By selling its entire stake to (Reliance Nippon Asset Management) RNAM’s foreign partner Nippon Life Insurance, the celebrated flagship company of Anil Ambani, Reliance Capital has decided to step down from the mutual funds business.
The financial services business of ADAG (Anil Dhirubhai Ambani Group) is all set to sell its 42.88 per cent stake to Nippon Life Insurance of Japan and other financial investors in the joint venture.
Simultaneously, the shares of Reliance Nippon AMC surged 7.93% to Rs 235 today after the Reliance Capital surrendered its 100% stake to Nippon. On the other hand, as per the reports, Nippon Life has planned to make an offer to the public shareholders of RNAM at Rs 230 per share.
Nippon, which also owns 42.88% of the joint venture, will increase its shareholding to 75%–the maximum permissible promoter stake for listed companies, as required under SEBI regulations.
The firm will also reach the maximum permissible promoter shareholding of 75% for listed companies.

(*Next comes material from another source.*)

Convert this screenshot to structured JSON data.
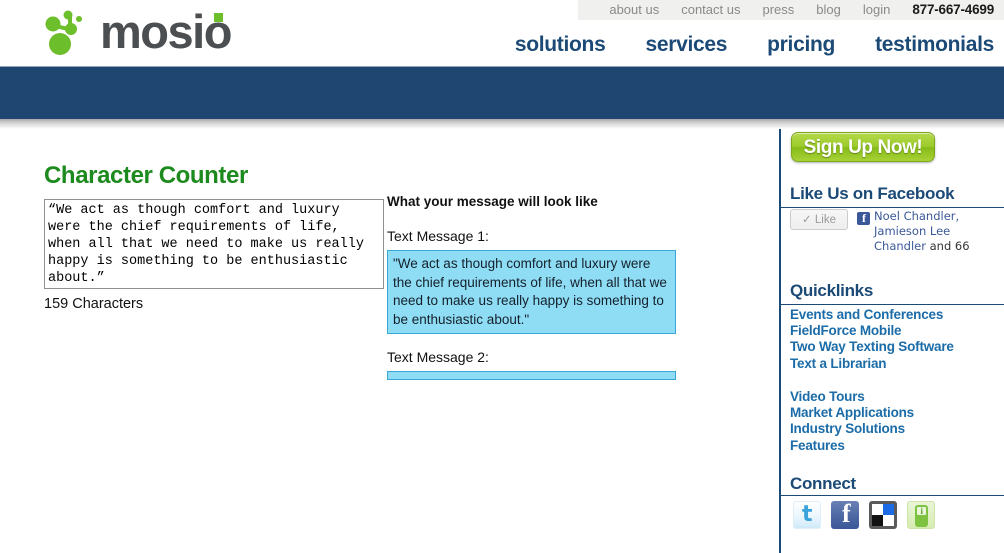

The transaction price represents a premium of 15.5% to the minimum 60-day price, as per the SEBI.
Hence, Reliance Capital’s stake sale development came after the credit rating company CARE (Credit Analysis & Research Ltd) chopped the creditworthiness of the former by few notches, citing reduced fund raising ability amid defaults by RCL’s subsidiaries.
In a statement given on 20 May, the CARE Ratings said, “The revision in the ratings of RCL factors in the recent developments including default by its subsidiaries ‘Reliance Home Finance Limited’ (RHFL) and ‘Reliance Commercial Finance Limited’ (RCFL), which is expected to further reduce the group’s financial flexibility and diminish RCL’s ability to raise funds from the markets.”
Adding on, the other Reliance Group companies include Reliance Infrastructure Ltd, Reliance Power Ltd, Reliance Naval and Engineering Ltd, and Reliance Home Finance Ltd.